The cover photo of the new ‘Mining the Past’ book was taken in 1918 by Eddy McGrath, a Canadian soldier and Anne Hickey’s grandson, while on leave in Ireland. The woman and child in the photo are still to be identified, but are possibly Lizzie Ryan, 40 years, and a niece, located at what is now The Eagle’s Nest, Dolla.

New ‘Mining the Past’ book launched in Dolla

THE commendable 11th volume of ‘Mining the Past’ was launched at The Eagle's Nest in Dolla recently.

Silvermines Historical Society's annual journal is once again packed with a range of chapters, photographs and poems that will appeal to a widespread readership.

Fittingly, the book opens with a chapter on mining. In ‘Sinking the Knight Shaft’, Denis Gleeson transports the reader back to a time when North Tipperary was plagued with high unemployment, low paid jobs and emigration. This changed in 1968 with the opening of the Mogul mine, an operation that gave employment to more than 500 people, for whom the wage bill over a 14-year period amounted to some 33 million pounds. At its centre was the Knight Shaft, named after HW Knight of Consolidated Mogul, Canada. The operation was not without its setbacks, most tragically of course being the deaths of five miners who worked at Mogul.

In the centenary year of the burning of Castle Otway, Paddy Ryan charts the local dynasty that descended from Cromwellian officer John Otway. In its early years the Otway estate measured some 5,000 acres stretching to Latteragh, Borrisoleigh and elsewhere.


There is a chapter as fascinating as it is macabre when Michael O’Brien documents the cillín – or children’s grave – at Capparoe Cross. The local Tidy Towns committee used a dolmen to mark its presence in 2016. Michael tells us that this cillín was probably in use between the period 1600 and 1900 and was just one of many similar burial places in the parish.

There are further gems of local history to savour in Liam Gleeson's account of the at times difficult journey to school in Ballinaclough through fields and laneways during the 1950s.

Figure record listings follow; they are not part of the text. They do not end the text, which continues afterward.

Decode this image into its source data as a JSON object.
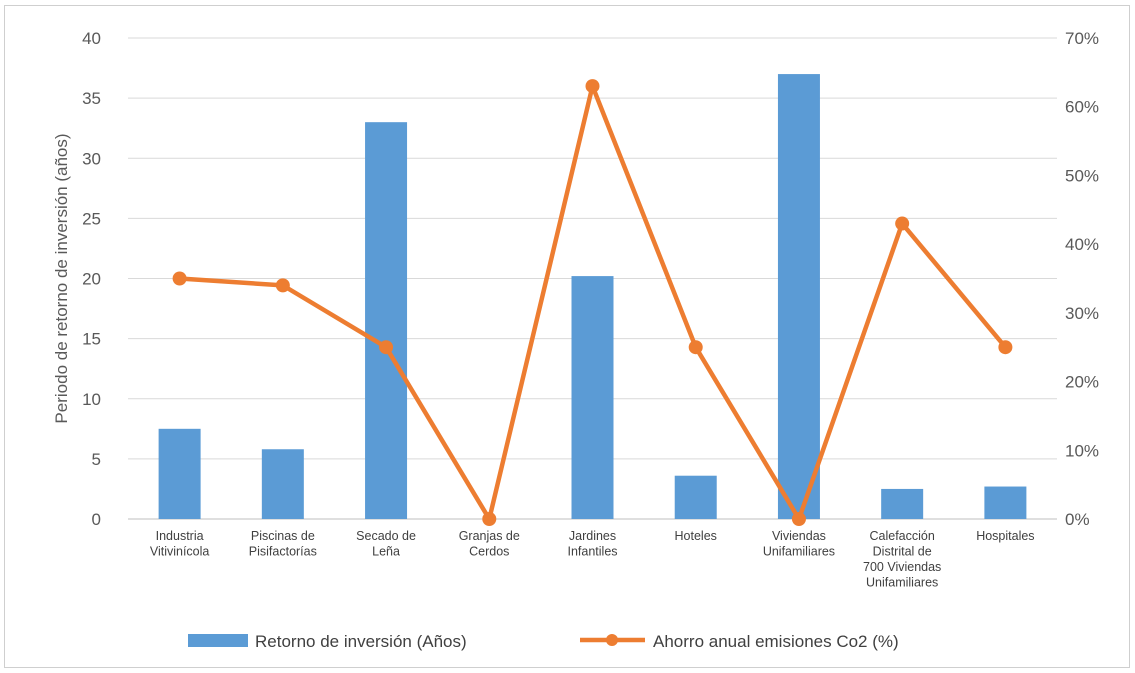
{
  "chart_data": {
    "type": "bar",
    "categories": [
      [
        "Industria",
        "Vitivinícola"
      ],
      [
        "Piscinas de",
        "Pisifactorías"
      ],
      [
        "Secado de",
        "Leña"
      ],
      [
        "Granjas de",
        "Cerdos"
      ],
      [
        "Jardines",
        "Infantiles"
      ],
      [
        "Hoteles"
      ],
      [
        "Viviendas",
        "Unifamiliares"
      ],
      [
        "Calefacción",
        "Distrital de",
        "700 Viviendas",
        "Unifamiliares"
      ],
      [
        "Hospitales"
      ]
    ],
    "series": [
      {
        "name": "Retorno de inversión (Años)",
        "type": "bar",
        "axis": "left",
        "color": "#5B9BD5",
        "values": [
          7.5,
          5.8,
          33,
          0,
          20.2,
          3.6,
          37,
          2.5,
          2.7
        ]
      },
      {
        "name": "Ahorro anual emisiones Co2 (%)",
        "type": "line",
        "axis": "right",
        "color": "#ED7D31",
        "values": [
          35,
          34,
          25,
          0,
          63,
          25,
          0,
          43,
          25
        ]
      }
    ],
    "ylabel": "Periodo de retorno de inversión (años)",
    "ylim": [
      0,
      40
    ],
    "yticks": [
      "0",
      "5",
      "10",
      "15",
      "20",
      "25",
      "30",
      "35",
      "40"
    ],
    "y2lim": [
      0,
      70
    ],
    "y2ticks": [
      "0%",
      "10%",
      "20%",
      "30%",
      "40%",
      "50%",
      "60%",
      "70%"
    ],
    "grid": true,
    "legend": "bottom"
  }
}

Poignantly, this volume of Mining the Past also features an appreciation to an annual contributor to the series over the last 11 years, Tim Boland, who sadly passed away in 2022. Also featured is an article written by Tim as part of his 2004 MA, in which he looked at the comparatively better experience of the Great Famine in Ballinaclough, thanks largely thanks to the Bayly family, who went far beyond the call of duty to ease the hardship on the people of the townland during those harrowing years.

On the theme of sport, Paddy Ryan (C) profiles the ‘Friarfield Colossus’, 6 foot 5 Martin Kennedy of Curreeny, without doubt one of the greatest throwing athletes of his day, the 1920s. Paddy outlines how this local man could well have enjoyed Olympic success, such was his ability.

Another regular contributor to this series, Cáit Logue brings to the 11th volume a truly remarkable account of the abduction of a young female by a man who thought he could obtain her fortune through forced marriage. Hard to comprehend now, such occurrences were not rare in the nineteenth century and Cáit here relates a local example with the abduction of Hanna Cleary in Toomevara in 1854.


Ireland's struggle for freedom and unity is brought to life in these pages in Patrick J Ryan's account of how his father Paddy Ryan Lacken, then aged 22, shot dead the notorious District Inspector Biggs in an ambush at Coolboreen in 1921.

Fulfilling the SHS mission statement of collecting and preserving history and folklore that would otherwise be lost, Damian John Gleeson looks at some of the many Gleeson nicknames of the North Tipperary. On the one hand humorous, the author points out that this study is important as our knowledge of these nicknames - and indeed those of the Ryans and Kennedys - has begun to diminish.

Stories of faction fighting at the Silvermines fair and elsewhere in the locality are conveyed by Patsy Feehily and John Kennedy. Fr Nicholas Madden contributes an article on hedge schools, inspired by such a school that once flourished near Burgess graveyard.

As with previous volumes, a key theme of the 11th journal is emigration and ‘Mines descendants living abroad seeking to connect with their ancestral homeland. An example of that here is Canadian William McGrath, who availed of the assistance of Silvermines Historical Society to trace his forebears, and used DNA testing to find that he is a cousin of Silvermines publican Tom Hickey.

There is also a rich vein of social history in these pages, typified in Una Egan's study of the activities and local knowledge of county council-employed roadmen from the 1920s to the '80s. The above is merely a taste of what there is to savour in the new volume of 'Mining the Past'.

Printed by Guardian Print in Nenagh, the book is out now in local shops, priced at €10.